The Real Story of O
By Joan Dye Gussow
There was a time when suggesting that the term organic meant more than carbon-containing was to risk labeling yourself a food faddist. There was a time when newspaper gardening columns patronizingly informed new gardeners that compost was nice for texture but otherwise useless and that manure was a much less efficient source of nutrients than a bag of 5-10-5. From the beginning, Organic Gardening reassured us that those folks were wrong.
Sixty years have changed everything. Now organic is a glamour word. Now the outputs of organic production can be found in supermarkets around the world. Now there are national guidelines for what it means to be organic with every i dotted and t crossed, so industrial-scale farms can follow the letter of the law and be certified.
So have we won? Not really. The “O” word is now academically respectable, but state and federal funding for organic research remains minimal. More alarmingly, given the entry into the industry of some of the largest multinational food companies, organics seems to be becoming what some of us hoped it would be an alternative to—another industrial food system that ships raw materials from wherever on the planet they can be most cheaply grown to factories producing everything from “organic” TV dinners to “organic” soft drinks.
This isn’t what we meant. When we said organic, we meant local. We meant healthful. We meant being true to the ecologies of our regions. We meant mutually respectful growers and eaters. We meant social justice and community.

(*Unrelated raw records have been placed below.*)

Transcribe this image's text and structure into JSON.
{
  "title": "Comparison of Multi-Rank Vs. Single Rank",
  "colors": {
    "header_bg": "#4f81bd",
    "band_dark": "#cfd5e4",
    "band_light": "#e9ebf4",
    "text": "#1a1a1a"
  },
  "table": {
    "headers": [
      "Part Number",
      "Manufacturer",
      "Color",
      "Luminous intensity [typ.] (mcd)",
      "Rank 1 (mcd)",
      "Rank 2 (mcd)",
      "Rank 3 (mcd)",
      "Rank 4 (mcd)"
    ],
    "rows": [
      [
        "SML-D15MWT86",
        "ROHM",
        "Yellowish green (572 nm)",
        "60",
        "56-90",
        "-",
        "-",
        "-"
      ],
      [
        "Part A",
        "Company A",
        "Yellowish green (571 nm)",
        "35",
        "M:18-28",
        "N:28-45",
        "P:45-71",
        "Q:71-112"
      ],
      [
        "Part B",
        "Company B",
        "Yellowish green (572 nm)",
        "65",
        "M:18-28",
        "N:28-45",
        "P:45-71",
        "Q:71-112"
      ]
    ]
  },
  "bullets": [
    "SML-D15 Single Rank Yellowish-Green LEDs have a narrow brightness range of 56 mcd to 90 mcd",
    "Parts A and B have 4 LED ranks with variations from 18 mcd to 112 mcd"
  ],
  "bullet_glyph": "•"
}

When we said organic, we meant local. We meant healthful. We meant being true to the ecologies of our regions. We meant mutually respectful growers and eaters. We meant social justice and community.
Some insist that the modern world has no place for such niceties. Small-scale organic operations, they declare, will inevitably lose out to what has been called the organic-industrial complex. Its output will be delivered to high-volume superstores, where locally grown carrots will be undersold by mass-produced “organic” carrots.

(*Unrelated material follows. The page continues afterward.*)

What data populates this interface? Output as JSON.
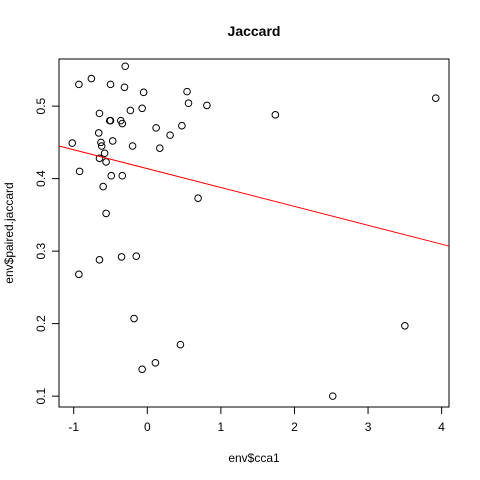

Some of us don’t agree that the future of organics lies in economies of scale or long-distance transport of food. We believe it lies in local markets that help sustain vibrant local economies. “Oh, sure,” sneer the critics, “but local organic can’t feed the world.”
Industrial agriculture is not now feeding the world, of course, and shows no promise of doing so. Instead, this high-input model keeps plunging into destitution the very farmers whose production might really help end hunger. Local organic agriculture, moreover, doesn’t have to feed the world; it needs only to offer local communities techniques for feeding themselves, an offer it has widely delivered on from Mexico to Kenya. It has delivered, most notably, in Cuba, 90 miles off our southern coast, where small-scale local organic agriculture is feeding a nation.
Cut off from the inputs for “modern” agriculture by the 1989 disintegration of the Soviet Union, Cuba went organic of necessity. Now private and community urban gardens supply more than half of Cuba’s vegetables. Could a similar revolution come to pass here, in a nation that “has everything”? Why not? By demonstrating the power of organic methods in our own backyards, by supporting local farmers, and by working steadily to shorten our food chains, we veterans of Organic Gardening’s earlier battles can help save the kind of organic we always meant to have.